Every emerging manager gets asked the same question eventually, usually by an LP who has seen too many pitch decks: “Why do you exist, and what are you genuinely better at than everyone else?”
A thesis and a network are table stakes. Everyone has those. And in a world where founders can get further on less capital than ever before, and where the number of funds multiplied wildly a few years ago, table stakes aren’t going to hold up much longer.
The funds that are going to matter are the ones that have built something irreplaceable beyond the checkbook.
This isn’t a new idea. First Round Capital didn’t rest on having a great platform — they looked around, saw that other funds were doing content, and decided to build one of the most important repositories of startup knowledge that exists. The First Round Review raised the bar for what “being helpful” even means—and a huge percentage of the founders that they back, as they’ve discovered, have been subscribed well in advance of ever pitching the firm. Similary Jason Lemkin didn’t just throw a SaaS happy hour — he built SaaStr—the preeminent conference and community in the space, which is even its own business.
These aren’t investors who did the minimum viable version of differentiation and called it a day. They went all the way.
The next generation is doing the same thing, and the pattern I keep noticing is that none of them started by asking how to differentiate their fund. They started by asking what problem founders in their space actually had — and then built the thing that solved it.
Sophie Purdom, who I interviewed about this last summer, noticed that nobody was rigorously tracking every transaction in the climate tech space. Not as a fund strategy, just as a genuine gap in how the industry understood itself. So she and her co-founder started doing it, newsletter by newsletter, for six years. That data became Sightline Climate, now a thirty plus-person company selling market intelligence to corporates, banks, and governments. The investing came later, almost as a natural consequence — founders sought her out because she understood their space better than almost anyone. She calls it “earned deal flow.” The differentiation wasn’t the plan. Solving the problem was the plan.

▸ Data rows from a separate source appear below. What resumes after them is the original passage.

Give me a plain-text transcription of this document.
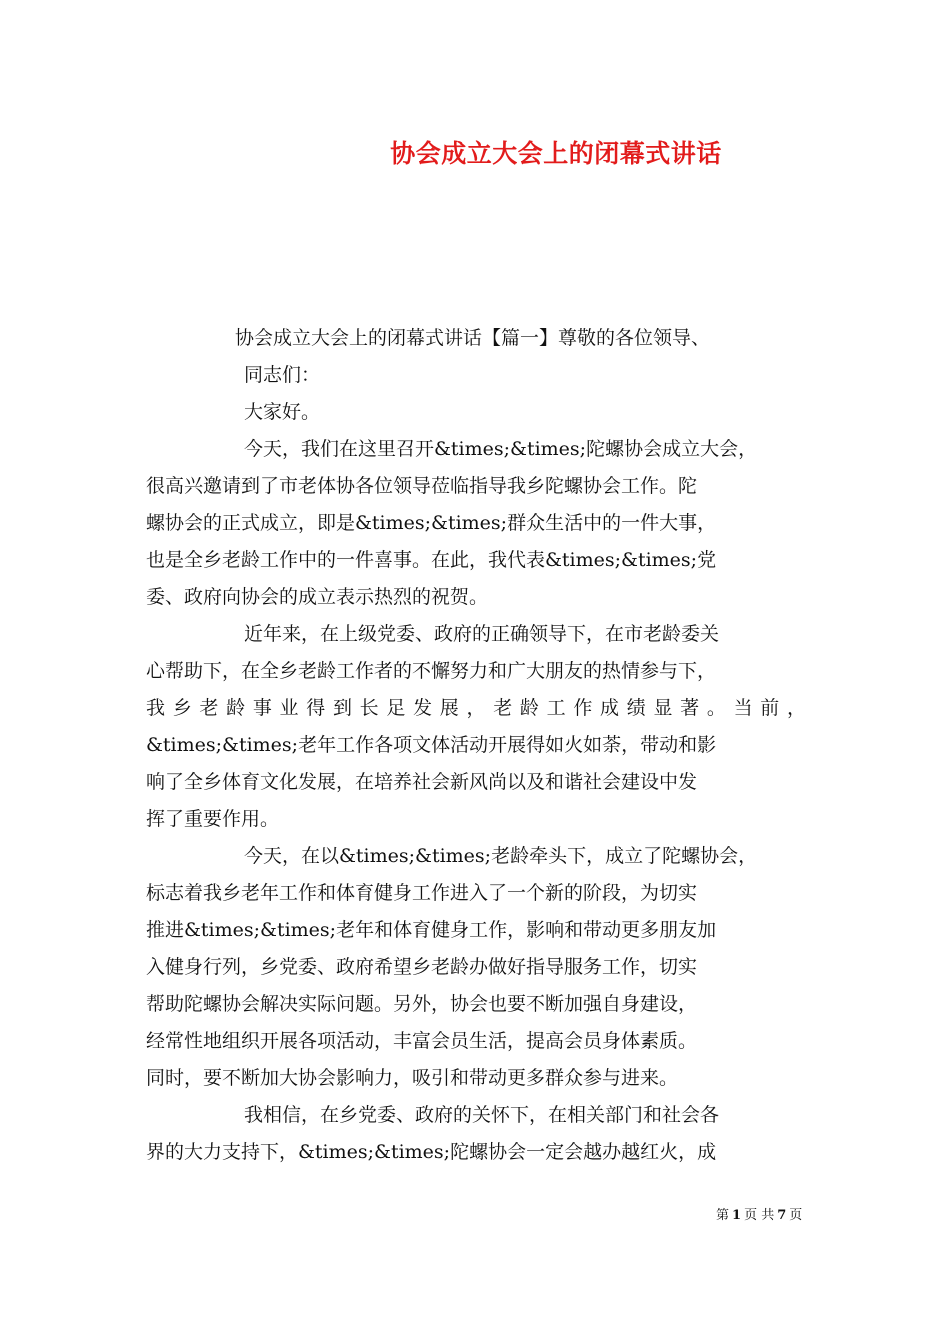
协会成立大会上的闭幕式讲话
协会成立大会上的闭幕式讲话【篇一】尊敬的各位领导、
同志们：
大家好。
今天，我们在这里召开&times;&times;陀螺协会成立大会，
很高兴邀请到了市老体协各位领导莅临指导我乡陀螺协会工作。陀
螺协会的正式成立，即是&times;&times;群众生活中的一件大事，
也是全乡老龄工作中的一件喜事。在此，我代表&times;&times;党
委、政府向协会的成立表示热烈的祝贺。
近年来，在上级党委、政府的正确领导下，在市老龄委关
心帮助下，在全乡老龄工作者的不懈努力和广大朋友的热情参与下，
我乡老龄事业得到长足发展，老龄工作成绩显著。当前，
&times;&times;老年工作各项文体活动开展得如火如荼，带动和影
响了全乡体育文化发展，在培养社会新风尚以及和谐社会建设中发
挥了重要作用。
今天，在以&times;&times;老龄牵头下，成立了陀螺协会，
标志着我乡老年工作和体育健身工作进入了一个新的阶段，为切实
推进&times;&times;老年和体育健身工作，影响和带动更多朋友加
入健身行列，乡党委、政府希望乡老龄办做好指导服务工作，切实
帮助陀螺协会解决实际问题。另外，协会也要不断加强自身建设，
经常性地组织开展各项活动，丰富会员生活，提高会员身体素质。
同时，要不断加大协会影响力，吸引和带动更多群众参与进来。
我相信，在乡党委、政府的关怀下，在相关部门和社会各
界的大力支持下，&times;&times;陀螺协会一定会越办越红火，成
第 1 页 共 7 页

Vic Singh, a GP at RRE Ventures, is co-founder and CEO of Originalis, building what he describes as the operating system for venture capital. He started from the observation that venture is a craft business that somehow runs on file cabinets — unstructured data, non-repeatable processes, institutional knowledge that lives in people’s heads and degrades every time someone leaves. The problem he’s solving isn’t abstract. It’s the one he lives every day: how do you move fast enough to win a deal without cutting corners on the work that tells you whether you should? His board pushed back on tackling network intelligence specifically. He did it anyway, because he knew from experience that the signal you actually need — relationship strength, domain expertise, recency — has never lived in any database.